What is Plasma?

Plasma is the clear, straw-colored liquid portion of blood that remains after red blood cells, white blood cells, platelets and other cellular components are removed. It is the single largest component of human blood, comprising about 55 percent, and contains water, salts, enzymes, antibodies and other proteins.


• Composed of 90% water, plasma is a transporting medium for cells and a variety of substances vital to the human body.

• Plasma carries out a variety of functions in the body, including clotting blood, fighting diseases and other critical functions.

• Source plasma is plasma that is collected from healthy, voluntary donors through a process called plasmapheresis and is used exclusively for further manufacturing into final therapies (fractionation). Source plasma donors may be compensated for their time and effort.

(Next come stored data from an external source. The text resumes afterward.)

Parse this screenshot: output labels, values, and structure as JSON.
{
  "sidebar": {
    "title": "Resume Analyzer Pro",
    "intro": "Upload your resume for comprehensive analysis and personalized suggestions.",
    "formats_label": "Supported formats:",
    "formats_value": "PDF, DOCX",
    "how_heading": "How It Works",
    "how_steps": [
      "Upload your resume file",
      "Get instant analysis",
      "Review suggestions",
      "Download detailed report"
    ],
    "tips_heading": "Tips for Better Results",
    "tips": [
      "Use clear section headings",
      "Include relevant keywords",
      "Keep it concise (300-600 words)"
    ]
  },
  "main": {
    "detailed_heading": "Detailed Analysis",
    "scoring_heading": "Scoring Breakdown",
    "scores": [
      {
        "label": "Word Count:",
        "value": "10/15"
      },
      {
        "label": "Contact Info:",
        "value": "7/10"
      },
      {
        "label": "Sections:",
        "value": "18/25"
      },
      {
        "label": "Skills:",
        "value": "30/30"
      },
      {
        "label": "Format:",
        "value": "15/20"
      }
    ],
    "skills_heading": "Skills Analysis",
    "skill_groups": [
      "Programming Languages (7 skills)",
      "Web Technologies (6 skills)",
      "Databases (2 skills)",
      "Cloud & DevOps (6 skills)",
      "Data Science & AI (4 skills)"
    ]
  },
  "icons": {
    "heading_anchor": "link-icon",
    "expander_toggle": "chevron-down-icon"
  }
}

• Recovered plasma is collected through whole blood donation in which plasma is separated from its cellular components. Recovered plasma may be used for fractionation. 

Importance of Donation

• The plasma protein therapeutics industry supports volunteerism donation in all of its forms. Source plasma donation and blood donation are critically important activities that contribute to saving lives. 

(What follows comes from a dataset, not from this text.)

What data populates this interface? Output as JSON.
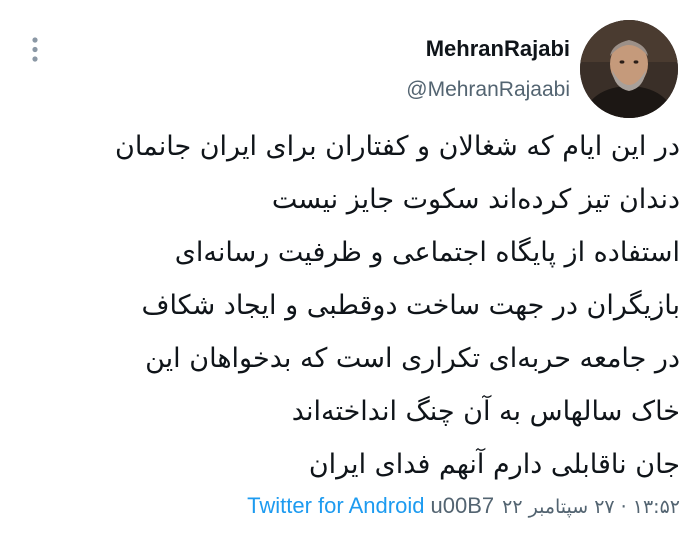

• Source plasma and recovered plasma are used to produce therapies that treat people with rare, chronic diseases and disorders such as primary immunodeficiency, hemophilia and a genetic lung disease, as well as in the treatment of trauma, burns and shock.


• Plasma donation requires a commitment both in the amount of time for each donation and frequency of donation. 


• Typically it takes between one and three hours to donate source plasma, and plasma can be donated twice within a seven day period.